The SOD alleged the following incident occurred:
On 5/14/2020 at 9:15am, Nurse Aide (NA1) exited the elevator onto the 3rd floor. NA1 walked from the elevator, past the nursing station, and to an empty office area. NA1 wore a disposable surgical mask, but failed to wear any other PPE. At 9:20am, NA1 indicated that she escorted a resident downstairs to the transportation van, disposed of her other PPE, and had failed to don more before entering the 3rd floor.
CMS Ex. 1 at 6-7.
CMS argues that NA1 violated the IPCP because NA1 did not don full PPE upon entering the third floor of the facility, which had residents suspected of having COVID-19 living there. CMS Br. at 18. In support of CMS’s position, the surveyor testified to the facts alleged in the SOD. CMS Ex. 29 ¶ 13d. Further, the surveyor testified that NA1 violated Petitioner’s IPCP because she failed to don full PPE entering the third floor of the facility. Tr. I at 117. The surveyor indicated that a facility staff member had tested positive for COVID-19 a few days earlier, thus making the use of PPE more necessary. Tr. I at 120-21.

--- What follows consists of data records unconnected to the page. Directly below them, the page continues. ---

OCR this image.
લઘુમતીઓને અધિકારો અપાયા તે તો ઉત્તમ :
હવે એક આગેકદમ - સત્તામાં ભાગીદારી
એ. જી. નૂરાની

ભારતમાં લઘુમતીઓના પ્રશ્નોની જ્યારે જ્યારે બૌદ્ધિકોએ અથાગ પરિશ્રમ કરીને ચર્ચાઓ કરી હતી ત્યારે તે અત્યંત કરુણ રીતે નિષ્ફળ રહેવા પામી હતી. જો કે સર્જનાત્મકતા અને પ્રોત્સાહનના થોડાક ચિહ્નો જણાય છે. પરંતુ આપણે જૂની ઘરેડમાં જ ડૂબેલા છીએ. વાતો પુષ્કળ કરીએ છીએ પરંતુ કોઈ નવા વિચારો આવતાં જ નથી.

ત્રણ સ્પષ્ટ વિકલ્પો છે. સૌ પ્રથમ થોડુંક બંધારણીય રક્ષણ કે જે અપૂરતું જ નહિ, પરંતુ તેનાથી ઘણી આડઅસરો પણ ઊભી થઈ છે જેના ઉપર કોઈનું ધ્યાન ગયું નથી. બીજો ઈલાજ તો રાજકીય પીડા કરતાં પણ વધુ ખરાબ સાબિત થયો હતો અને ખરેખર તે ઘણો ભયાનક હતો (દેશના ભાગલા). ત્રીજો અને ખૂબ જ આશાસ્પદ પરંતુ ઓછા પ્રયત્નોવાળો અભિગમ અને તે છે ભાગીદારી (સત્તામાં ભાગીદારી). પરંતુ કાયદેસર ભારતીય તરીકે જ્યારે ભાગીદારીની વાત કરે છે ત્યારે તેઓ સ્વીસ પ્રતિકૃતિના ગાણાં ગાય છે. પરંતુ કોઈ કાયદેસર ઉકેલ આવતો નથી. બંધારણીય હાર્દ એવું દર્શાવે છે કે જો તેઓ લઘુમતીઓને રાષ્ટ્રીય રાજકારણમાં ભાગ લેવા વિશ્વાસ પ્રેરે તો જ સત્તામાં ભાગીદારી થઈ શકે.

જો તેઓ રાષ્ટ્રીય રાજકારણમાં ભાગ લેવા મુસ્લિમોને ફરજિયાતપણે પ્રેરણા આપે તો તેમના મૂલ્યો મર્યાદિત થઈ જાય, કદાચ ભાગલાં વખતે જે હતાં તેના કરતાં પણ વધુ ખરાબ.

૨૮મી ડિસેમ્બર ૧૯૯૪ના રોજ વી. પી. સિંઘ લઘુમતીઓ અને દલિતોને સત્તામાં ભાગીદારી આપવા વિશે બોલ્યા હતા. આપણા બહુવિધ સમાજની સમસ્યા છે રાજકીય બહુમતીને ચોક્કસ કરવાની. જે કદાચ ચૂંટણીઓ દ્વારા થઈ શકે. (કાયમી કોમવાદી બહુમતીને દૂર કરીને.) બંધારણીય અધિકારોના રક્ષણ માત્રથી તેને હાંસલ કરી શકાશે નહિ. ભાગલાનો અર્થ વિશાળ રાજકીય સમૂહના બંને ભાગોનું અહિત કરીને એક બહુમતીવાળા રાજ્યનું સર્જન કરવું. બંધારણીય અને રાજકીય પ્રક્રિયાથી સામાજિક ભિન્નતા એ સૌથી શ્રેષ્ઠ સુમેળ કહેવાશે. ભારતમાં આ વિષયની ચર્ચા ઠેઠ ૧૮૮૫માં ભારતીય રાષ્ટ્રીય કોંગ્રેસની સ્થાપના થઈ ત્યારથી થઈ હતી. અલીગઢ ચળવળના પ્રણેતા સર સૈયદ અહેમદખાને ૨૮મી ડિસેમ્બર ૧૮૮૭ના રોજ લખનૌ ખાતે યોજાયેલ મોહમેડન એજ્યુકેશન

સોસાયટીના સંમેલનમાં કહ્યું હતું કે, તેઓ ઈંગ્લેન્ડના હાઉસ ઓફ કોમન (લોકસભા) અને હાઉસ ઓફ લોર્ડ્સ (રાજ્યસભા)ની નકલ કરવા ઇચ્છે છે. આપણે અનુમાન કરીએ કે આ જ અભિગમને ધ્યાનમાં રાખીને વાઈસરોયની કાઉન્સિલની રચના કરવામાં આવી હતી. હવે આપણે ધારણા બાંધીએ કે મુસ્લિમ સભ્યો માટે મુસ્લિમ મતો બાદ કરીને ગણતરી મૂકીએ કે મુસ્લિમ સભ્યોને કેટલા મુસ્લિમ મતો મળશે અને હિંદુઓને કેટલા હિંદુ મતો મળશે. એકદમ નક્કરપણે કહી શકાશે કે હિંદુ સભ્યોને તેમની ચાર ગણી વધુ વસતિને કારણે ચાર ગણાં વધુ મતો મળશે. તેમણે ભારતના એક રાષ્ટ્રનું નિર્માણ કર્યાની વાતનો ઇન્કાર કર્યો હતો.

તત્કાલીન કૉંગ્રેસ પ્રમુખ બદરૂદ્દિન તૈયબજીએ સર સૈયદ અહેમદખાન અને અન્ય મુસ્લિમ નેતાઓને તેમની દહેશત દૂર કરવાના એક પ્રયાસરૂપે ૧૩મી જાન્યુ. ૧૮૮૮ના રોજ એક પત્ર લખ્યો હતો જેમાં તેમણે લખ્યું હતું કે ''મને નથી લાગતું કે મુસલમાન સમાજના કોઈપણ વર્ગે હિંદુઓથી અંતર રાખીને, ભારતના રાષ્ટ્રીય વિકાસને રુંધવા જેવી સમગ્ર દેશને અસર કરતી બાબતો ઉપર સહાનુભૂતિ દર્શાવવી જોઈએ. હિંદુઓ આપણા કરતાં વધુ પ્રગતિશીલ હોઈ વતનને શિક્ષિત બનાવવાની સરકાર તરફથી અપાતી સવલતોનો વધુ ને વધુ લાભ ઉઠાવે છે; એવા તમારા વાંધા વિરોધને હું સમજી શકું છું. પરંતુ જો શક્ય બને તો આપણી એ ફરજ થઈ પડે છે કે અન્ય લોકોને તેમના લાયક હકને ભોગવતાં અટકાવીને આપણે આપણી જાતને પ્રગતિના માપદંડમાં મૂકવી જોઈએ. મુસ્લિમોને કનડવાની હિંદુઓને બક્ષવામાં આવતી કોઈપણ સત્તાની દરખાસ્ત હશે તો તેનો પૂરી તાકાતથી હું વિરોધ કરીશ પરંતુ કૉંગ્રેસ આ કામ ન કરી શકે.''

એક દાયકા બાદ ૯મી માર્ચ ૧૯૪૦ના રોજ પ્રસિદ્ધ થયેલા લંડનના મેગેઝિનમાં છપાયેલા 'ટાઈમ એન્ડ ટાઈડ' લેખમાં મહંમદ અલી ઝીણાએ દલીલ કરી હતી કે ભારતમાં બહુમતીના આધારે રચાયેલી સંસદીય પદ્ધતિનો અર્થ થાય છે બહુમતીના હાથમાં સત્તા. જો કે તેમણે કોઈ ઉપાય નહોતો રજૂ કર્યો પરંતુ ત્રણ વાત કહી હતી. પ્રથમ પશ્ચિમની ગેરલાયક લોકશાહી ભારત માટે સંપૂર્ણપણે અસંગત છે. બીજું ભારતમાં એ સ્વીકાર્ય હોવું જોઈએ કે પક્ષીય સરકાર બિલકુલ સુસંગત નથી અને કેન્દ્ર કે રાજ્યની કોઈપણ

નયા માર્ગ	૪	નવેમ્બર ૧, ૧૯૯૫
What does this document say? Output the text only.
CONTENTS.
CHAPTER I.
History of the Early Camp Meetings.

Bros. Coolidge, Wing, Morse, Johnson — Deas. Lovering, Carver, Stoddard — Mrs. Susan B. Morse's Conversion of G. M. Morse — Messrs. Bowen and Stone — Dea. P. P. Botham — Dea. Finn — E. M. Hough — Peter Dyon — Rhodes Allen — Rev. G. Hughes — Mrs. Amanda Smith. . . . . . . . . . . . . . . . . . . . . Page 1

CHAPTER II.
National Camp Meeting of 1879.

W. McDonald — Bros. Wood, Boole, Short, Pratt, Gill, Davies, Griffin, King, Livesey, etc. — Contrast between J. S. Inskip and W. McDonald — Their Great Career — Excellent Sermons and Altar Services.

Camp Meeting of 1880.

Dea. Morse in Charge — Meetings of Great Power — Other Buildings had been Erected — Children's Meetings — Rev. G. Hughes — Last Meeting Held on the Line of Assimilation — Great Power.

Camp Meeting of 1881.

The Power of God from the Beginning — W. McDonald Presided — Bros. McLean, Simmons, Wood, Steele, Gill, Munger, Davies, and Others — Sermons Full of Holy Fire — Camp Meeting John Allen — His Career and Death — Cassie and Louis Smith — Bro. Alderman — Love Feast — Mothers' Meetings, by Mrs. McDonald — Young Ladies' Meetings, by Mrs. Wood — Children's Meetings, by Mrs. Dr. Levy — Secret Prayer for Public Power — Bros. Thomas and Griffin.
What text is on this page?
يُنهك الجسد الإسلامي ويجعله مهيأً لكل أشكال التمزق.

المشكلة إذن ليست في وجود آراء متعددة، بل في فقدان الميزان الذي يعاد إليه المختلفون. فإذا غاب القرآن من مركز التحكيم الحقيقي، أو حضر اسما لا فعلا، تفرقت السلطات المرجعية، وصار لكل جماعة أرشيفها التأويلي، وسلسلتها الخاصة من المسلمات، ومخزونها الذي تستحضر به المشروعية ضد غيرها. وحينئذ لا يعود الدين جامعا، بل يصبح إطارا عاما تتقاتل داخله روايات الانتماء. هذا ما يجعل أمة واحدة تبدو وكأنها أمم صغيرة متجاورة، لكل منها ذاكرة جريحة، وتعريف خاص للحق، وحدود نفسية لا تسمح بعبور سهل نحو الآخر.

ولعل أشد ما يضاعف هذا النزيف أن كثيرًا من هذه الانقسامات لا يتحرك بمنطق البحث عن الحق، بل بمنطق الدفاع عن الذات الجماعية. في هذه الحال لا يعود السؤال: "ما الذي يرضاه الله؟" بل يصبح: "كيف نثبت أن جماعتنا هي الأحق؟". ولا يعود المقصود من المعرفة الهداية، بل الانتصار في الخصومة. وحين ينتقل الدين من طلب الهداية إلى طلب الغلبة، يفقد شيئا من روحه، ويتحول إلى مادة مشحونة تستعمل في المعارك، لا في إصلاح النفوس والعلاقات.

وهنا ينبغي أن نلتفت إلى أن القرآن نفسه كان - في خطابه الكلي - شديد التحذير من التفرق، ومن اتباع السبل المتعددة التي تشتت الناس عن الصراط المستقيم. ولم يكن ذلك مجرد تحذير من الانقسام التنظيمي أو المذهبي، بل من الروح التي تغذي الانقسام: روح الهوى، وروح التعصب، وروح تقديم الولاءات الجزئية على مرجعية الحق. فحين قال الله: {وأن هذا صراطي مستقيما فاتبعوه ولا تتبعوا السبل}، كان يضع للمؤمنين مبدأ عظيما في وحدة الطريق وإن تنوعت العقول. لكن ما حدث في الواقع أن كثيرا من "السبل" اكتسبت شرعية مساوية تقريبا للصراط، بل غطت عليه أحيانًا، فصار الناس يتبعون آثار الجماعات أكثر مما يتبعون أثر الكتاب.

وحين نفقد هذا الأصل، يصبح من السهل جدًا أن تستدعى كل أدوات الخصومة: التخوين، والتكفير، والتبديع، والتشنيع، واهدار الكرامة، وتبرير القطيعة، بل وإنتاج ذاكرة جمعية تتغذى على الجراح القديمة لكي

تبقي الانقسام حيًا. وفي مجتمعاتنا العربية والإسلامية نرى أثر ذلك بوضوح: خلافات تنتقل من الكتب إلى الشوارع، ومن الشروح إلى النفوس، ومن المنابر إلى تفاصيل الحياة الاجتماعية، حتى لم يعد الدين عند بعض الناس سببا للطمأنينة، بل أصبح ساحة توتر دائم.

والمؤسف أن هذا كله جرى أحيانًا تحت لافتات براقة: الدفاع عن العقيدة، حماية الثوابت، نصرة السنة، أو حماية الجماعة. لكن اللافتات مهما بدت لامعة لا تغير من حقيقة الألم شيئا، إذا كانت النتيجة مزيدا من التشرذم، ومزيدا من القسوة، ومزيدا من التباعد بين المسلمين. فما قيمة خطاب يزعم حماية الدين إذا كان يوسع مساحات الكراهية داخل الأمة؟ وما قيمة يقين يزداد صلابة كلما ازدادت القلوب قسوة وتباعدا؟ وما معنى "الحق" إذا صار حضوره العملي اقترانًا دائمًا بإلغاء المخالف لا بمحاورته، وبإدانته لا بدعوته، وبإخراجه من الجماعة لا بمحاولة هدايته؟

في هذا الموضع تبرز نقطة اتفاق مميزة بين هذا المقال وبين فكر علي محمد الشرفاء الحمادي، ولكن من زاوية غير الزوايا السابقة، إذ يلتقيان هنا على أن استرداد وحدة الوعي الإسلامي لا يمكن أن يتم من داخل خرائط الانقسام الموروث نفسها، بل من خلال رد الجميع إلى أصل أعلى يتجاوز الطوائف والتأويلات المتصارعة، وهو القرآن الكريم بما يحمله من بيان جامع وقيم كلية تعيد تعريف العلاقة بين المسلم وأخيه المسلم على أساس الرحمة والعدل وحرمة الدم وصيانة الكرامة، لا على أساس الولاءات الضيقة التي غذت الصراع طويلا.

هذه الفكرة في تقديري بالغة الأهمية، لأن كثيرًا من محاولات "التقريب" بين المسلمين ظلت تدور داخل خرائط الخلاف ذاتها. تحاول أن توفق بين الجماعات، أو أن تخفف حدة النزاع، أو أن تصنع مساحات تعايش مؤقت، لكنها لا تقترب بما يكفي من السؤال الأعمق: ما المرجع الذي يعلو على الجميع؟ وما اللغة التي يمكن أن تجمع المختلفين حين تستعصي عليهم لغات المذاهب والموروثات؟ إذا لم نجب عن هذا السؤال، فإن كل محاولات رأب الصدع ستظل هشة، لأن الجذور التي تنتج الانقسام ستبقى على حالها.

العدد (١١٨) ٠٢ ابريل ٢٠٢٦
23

Petitioner argues that NA1’s actions posed no potential for more than minimal harm because there were no confirmed cases of COVID-19 in the facility. P. Br. at 36. The Medical Director and a facility nurse testified that NA1 simply returning from escorting a resident out of the building and walking past the nurse’s station to an office wearing only a facemask did not violate CDC infection control guidelines. P. Ex. 48 at 12; Tr. II at 44; P. Ex. 50 at 5.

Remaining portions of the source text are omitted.